For almost 40 years, near-constant communication between the ground and satellites in low-Earth orbit has been managed by the Tracking and Data Relay Satellites system, NASA said, but the infrastructure was not designed to support interoperability between networks. This new wideband Ka terminal will allow satellites to connect with multiple space relay networks, including TDRS, agency officials said.
The new terminal operates over both government and commercial Ka-band spectrum and will give spacecraft a type of “roaming” function, allowing them to switch between service providers. The terminal will deliver lower latency and lower costs while also supporting NASA’s move to commercial providers for near-Earth space communications and navigation.

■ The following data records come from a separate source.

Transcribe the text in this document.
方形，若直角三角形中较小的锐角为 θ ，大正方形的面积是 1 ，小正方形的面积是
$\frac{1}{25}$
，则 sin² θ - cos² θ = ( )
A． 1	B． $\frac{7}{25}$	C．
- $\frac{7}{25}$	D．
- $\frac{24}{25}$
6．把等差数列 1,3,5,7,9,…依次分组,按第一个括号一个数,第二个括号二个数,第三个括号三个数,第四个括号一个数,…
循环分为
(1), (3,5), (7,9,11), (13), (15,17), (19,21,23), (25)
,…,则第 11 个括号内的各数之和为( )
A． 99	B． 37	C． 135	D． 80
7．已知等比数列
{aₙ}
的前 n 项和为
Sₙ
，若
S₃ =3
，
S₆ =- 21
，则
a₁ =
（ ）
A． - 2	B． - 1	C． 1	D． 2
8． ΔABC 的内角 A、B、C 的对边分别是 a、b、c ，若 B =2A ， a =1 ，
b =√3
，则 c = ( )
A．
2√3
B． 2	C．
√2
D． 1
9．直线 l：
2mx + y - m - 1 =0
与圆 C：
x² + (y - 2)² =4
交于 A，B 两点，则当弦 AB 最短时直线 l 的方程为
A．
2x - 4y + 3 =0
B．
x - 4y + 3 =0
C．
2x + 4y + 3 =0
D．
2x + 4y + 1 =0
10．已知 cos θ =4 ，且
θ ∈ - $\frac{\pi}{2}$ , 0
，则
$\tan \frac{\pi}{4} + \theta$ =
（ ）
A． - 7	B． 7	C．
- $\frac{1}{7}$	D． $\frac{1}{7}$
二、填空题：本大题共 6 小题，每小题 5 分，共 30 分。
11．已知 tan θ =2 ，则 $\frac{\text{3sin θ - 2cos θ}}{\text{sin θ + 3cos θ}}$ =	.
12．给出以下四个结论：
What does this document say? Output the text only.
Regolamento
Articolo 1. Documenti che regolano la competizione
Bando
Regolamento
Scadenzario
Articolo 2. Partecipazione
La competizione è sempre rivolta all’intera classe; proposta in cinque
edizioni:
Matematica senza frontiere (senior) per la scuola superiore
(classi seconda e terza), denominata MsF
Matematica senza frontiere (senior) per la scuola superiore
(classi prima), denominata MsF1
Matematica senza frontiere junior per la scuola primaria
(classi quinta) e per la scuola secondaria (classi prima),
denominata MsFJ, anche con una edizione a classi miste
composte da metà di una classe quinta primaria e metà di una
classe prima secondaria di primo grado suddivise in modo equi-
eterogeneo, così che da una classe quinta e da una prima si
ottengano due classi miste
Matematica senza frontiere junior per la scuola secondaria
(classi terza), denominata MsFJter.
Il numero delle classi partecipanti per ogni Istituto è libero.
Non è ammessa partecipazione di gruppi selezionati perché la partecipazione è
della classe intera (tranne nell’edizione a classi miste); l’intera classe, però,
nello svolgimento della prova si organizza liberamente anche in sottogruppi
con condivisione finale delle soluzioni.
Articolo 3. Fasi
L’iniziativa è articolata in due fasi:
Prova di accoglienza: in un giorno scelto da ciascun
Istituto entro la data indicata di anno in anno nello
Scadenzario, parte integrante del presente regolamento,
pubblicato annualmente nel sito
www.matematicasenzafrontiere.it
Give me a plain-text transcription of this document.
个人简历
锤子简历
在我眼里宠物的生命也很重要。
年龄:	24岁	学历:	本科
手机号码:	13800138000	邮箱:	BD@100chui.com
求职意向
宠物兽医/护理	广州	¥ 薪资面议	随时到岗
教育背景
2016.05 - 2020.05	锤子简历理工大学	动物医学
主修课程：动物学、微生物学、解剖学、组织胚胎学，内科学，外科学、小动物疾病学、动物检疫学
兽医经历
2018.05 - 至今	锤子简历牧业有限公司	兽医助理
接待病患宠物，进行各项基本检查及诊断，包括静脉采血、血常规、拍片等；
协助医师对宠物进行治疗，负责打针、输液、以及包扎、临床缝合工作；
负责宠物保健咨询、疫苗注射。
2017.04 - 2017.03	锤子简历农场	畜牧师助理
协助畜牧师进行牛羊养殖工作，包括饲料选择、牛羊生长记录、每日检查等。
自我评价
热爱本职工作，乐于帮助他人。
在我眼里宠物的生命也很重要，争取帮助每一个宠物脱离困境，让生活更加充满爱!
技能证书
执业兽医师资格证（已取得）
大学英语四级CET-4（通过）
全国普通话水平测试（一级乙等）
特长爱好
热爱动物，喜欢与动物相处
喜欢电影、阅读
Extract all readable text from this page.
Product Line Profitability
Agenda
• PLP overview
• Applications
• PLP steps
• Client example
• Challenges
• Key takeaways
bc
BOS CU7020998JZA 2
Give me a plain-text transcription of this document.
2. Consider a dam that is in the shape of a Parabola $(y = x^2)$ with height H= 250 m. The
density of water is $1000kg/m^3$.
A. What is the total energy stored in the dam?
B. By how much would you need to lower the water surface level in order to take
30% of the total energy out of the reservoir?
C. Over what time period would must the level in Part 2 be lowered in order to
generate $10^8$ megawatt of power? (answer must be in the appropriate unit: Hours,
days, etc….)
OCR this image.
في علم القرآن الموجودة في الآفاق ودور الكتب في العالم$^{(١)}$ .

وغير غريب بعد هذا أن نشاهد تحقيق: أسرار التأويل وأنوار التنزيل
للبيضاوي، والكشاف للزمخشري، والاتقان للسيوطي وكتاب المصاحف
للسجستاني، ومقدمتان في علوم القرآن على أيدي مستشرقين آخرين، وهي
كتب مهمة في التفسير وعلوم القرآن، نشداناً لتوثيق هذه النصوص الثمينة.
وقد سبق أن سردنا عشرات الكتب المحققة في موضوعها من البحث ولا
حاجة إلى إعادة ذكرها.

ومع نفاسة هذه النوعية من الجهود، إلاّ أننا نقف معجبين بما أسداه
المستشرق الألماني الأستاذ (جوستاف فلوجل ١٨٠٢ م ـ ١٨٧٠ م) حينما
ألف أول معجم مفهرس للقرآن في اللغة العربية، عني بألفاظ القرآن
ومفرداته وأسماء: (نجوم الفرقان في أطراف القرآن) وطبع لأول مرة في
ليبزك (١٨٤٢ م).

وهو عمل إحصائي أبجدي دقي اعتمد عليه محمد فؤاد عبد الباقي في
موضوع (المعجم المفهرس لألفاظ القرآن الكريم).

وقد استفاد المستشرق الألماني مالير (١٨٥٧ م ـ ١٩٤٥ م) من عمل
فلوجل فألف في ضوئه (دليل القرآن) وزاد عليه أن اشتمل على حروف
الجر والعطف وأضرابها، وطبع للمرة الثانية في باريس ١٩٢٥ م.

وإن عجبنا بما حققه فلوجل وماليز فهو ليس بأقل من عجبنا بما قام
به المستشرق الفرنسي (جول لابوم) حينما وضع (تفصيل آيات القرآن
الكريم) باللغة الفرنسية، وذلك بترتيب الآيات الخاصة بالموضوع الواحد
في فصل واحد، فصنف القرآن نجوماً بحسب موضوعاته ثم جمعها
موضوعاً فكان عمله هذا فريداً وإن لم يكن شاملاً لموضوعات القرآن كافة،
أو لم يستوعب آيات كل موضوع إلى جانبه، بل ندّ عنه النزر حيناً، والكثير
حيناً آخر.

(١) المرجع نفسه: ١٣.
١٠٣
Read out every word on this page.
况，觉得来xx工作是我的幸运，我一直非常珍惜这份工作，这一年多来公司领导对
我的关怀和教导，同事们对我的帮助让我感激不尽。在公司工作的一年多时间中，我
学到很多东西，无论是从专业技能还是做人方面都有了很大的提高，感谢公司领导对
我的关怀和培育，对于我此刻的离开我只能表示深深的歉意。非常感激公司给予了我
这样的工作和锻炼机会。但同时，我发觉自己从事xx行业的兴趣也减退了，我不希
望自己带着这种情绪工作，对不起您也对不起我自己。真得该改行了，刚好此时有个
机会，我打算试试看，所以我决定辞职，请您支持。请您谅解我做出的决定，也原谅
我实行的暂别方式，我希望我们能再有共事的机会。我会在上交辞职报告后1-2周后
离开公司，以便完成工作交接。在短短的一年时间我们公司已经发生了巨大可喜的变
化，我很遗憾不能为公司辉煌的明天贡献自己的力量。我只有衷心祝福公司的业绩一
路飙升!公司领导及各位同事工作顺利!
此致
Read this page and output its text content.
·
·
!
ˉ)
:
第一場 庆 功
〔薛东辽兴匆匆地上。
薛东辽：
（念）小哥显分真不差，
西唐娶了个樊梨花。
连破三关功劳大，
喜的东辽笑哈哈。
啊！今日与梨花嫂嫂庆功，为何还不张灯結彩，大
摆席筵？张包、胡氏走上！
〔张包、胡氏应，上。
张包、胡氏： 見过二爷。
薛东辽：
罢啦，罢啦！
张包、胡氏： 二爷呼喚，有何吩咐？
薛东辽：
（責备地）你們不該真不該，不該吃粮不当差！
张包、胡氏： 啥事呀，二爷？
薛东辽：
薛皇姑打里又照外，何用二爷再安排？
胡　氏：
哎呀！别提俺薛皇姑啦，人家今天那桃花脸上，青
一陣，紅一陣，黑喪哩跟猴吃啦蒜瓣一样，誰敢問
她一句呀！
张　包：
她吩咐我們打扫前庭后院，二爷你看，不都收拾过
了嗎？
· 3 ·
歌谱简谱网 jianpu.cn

Recent ground testing showed that a prototype of the wideband Ka terminal could successfully switch service in real time between NASA’s TDRS system and Inmarsat’s Global Xpress Satellite. In 2025, the roaming technology will be evaluated in a space environment where communications will be tested across multiple government and commercial networks.
“This terminal will allow missions to reduce risk and costs by offering competitive choices for where they get their commercial satellite service,” said Marie Piasecki, Wideband Project Principal Investigator at NASA’s Glenn Research Center. “A high Technology Readiness Level terminal capable of operating on a wide assortment of networks truly takes advantage of commercial investments in space.”